Creating a bar graph for location, including the 10 locations with the highest number of doctors with reviews

In [11]:
# Preparing the data to visualize the number of physicians in each location
reviewLocation = pd.DataFrame(healthReview.groupby('Location')['Location'].count())
reviewLocation = reviewLocation.sort_values(['Location'], ascending = False)
reviewLocation.columns = ['Physicians Reviewed']
reviewLocation.head(10).plot(kind = 'bar')
Out[11]:
<matplotlib.axes._subplots.AxesSubplot at 0x15f78401588>

We filtered our selection of doctors to those residing in the state of New York, but the resulting locations aren't completely clear. Flushing is its own location despite residing in Queens, and the manhattan grouping (New York) includes some doctors in other New York City locations. We can see that Manhattan is the location with the largest amount of physicians in our dataset, which is perhaps a little surprising given the breakdown of population numbers in the boroughs. Overall, we would expect the highest number of reviews to be within NYC and that is reflected in the dataset.
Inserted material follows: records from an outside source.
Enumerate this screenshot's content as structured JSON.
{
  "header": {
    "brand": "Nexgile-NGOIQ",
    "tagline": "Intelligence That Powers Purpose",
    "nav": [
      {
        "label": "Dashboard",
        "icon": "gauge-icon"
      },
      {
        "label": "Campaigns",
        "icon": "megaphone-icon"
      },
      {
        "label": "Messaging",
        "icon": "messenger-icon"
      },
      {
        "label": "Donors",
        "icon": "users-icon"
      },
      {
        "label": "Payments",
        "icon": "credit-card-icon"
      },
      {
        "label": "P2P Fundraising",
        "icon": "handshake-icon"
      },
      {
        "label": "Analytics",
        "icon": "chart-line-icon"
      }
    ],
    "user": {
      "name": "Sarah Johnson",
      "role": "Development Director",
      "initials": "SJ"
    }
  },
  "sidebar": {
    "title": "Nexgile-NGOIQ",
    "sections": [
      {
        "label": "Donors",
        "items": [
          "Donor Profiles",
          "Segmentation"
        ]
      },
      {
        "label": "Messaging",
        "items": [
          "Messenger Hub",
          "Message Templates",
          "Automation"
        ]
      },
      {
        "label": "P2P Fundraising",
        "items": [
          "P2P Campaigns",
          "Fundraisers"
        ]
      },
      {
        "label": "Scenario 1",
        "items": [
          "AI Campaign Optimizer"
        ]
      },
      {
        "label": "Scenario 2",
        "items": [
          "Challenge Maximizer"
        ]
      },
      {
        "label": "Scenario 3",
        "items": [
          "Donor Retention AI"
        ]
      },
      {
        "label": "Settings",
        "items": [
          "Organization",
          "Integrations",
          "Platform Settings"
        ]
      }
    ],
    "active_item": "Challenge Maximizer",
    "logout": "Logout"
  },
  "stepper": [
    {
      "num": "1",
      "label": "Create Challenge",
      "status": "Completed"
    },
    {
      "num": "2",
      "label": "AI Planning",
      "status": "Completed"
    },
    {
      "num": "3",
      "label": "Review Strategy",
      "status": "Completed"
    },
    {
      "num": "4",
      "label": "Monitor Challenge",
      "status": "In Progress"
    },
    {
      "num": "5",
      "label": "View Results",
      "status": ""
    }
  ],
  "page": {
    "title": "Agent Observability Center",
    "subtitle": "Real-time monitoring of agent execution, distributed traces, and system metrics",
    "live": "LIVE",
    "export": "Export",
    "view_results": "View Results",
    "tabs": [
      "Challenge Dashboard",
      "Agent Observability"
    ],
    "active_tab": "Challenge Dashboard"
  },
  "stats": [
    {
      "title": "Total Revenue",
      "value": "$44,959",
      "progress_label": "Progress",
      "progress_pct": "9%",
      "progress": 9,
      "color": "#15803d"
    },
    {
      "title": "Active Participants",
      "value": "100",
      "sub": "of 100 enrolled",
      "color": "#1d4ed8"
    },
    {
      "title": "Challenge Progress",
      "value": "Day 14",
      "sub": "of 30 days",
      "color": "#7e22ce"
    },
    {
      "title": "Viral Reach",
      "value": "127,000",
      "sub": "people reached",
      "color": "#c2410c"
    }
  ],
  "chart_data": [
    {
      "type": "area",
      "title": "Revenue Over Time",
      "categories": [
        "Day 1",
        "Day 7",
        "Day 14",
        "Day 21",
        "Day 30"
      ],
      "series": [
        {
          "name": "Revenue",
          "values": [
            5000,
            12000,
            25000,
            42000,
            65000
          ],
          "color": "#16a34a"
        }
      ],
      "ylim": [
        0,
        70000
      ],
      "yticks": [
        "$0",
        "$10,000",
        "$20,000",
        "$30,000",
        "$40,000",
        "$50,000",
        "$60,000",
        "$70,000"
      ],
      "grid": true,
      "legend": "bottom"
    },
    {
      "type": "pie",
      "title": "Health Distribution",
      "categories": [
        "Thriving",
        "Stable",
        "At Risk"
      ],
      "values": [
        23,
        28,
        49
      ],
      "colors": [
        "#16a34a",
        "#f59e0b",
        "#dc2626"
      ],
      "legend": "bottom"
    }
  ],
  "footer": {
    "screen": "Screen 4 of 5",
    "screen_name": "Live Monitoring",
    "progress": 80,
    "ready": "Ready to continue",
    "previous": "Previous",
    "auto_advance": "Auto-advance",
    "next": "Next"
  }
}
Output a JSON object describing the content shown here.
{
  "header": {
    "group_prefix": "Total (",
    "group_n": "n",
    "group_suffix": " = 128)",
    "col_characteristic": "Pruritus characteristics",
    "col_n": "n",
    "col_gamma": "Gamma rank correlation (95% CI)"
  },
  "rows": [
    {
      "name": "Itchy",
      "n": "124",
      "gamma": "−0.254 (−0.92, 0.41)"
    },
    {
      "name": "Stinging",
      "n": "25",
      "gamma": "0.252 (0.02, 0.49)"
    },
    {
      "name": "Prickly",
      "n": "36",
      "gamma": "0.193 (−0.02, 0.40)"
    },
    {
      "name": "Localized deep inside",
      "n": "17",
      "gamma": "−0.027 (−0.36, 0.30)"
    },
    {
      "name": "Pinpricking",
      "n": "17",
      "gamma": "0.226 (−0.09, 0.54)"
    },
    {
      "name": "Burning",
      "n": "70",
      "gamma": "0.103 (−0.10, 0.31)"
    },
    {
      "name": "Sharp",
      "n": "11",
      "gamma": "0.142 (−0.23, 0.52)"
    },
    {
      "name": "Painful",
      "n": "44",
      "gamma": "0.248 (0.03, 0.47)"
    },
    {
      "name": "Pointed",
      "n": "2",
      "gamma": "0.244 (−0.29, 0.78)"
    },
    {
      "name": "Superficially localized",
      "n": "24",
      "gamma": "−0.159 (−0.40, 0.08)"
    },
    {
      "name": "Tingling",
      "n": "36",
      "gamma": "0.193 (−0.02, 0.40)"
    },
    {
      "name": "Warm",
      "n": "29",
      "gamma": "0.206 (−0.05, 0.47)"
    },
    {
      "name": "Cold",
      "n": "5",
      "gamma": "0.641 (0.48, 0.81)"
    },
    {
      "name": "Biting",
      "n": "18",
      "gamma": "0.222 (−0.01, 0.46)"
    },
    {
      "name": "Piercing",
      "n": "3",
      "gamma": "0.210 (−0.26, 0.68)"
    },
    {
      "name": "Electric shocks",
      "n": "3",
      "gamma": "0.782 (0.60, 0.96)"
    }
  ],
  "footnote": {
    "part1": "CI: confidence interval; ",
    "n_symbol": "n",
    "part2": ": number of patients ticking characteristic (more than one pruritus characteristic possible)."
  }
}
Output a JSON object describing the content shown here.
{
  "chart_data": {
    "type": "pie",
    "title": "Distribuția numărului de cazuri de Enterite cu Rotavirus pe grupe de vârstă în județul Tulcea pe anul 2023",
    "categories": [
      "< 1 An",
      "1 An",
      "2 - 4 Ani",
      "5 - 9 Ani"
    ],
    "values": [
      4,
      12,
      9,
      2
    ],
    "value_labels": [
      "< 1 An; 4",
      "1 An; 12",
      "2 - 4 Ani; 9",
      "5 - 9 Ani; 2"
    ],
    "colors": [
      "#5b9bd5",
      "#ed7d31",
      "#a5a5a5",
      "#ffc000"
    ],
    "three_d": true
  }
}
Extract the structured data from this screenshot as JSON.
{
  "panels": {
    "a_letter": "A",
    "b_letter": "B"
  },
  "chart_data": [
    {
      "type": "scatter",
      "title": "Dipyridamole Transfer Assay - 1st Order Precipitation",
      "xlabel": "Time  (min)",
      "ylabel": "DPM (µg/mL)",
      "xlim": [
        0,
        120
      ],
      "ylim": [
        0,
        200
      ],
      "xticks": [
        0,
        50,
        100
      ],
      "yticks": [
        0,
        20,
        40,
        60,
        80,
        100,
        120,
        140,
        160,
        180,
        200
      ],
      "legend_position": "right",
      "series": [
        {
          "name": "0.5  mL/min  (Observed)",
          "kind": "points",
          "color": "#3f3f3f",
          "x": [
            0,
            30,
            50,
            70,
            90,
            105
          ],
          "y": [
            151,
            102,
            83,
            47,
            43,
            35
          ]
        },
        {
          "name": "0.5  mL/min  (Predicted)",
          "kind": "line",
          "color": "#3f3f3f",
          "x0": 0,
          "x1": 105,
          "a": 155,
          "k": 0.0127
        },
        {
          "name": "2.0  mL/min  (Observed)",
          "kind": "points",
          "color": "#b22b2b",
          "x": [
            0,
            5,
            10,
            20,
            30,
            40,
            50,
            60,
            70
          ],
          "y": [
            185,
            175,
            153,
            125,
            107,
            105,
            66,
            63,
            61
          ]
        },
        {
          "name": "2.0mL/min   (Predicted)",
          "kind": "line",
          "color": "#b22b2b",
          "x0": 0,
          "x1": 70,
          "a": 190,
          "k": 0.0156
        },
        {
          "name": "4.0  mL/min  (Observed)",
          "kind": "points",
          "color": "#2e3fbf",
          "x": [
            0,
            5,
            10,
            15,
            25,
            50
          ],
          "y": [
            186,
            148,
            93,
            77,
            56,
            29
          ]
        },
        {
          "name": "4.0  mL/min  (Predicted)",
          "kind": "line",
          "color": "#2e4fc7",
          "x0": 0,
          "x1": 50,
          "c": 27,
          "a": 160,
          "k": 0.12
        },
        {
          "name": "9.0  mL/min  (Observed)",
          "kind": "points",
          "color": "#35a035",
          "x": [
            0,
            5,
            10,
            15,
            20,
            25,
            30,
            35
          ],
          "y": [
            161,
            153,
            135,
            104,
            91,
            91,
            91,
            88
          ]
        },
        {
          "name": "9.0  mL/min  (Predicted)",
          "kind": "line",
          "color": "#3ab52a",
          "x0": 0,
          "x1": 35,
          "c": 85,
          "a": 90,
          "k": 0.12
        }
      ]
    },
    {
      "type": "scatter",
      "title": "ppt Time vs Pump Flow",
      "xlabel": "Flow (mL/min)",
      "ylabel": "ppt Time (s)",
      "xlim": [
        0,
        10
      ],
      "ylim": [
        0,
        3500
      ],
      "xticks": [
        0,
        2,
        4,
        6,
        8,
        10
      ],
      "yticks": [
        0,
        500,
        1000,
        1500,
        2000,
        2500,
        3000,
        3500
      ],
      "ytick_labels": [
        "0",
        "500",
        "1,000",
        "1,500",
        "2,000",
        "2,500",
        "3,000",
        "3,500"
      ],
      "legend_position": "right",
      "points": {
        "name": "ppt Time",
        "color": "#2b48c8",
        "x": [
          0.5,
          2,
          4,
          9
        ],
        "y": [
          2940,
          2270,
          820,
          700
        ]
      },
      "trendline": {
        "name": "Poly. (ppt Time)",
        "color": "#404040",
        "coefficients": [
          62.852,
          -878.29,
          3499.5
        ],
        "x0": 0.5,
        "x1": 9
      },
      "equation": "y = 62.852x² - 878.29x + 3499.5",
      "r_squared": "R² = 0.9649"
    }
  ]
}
Examing the most common specialties to receive reviews

In [12]:
# Bar graphing count of physicians for each specialty
healthReview.groupby('Specialty')['Reviews'].count().sort_values(ascending=False).head(10).plot(kind = 'bar')
Out[12]:
<matplotlib.axes._subplots.AxesSubplot at 0x15f7ef27240>

Internal medicine, pediatrics, and family medicine have the largest number of physicians. This seems consistent with what we would expect, as these specialties are among the most commonly chosen among rising medical students. The one outlier seems to be surgery, which is another often chosen specialty.

Conclusion

Unfortunately, the Vitals website does not seem to be an effective resource when attempting to make an informed choice of physician. Only two reviews out of 958 deviated from a perfect 5 star rating. The proportion of physicians in each location and specialty at least makes some sense, which lends a little credibility to physician participation in the website. The sheer number of 5-star reviews might suggest some manipulation of the ratings system by the physicians themselves. While typically many rating systems such as Uber, Airbnb, and Amazon trend towards the upper end, they generally have some variation. Vitals has essentially all perfect scores, and doesn't really have variation. This makes it inneffective as an analysis tool. It might be a question of website maturity or public awareness, but it seems that they need to develop more of a presence to compete with healthgrades and ZocDoc.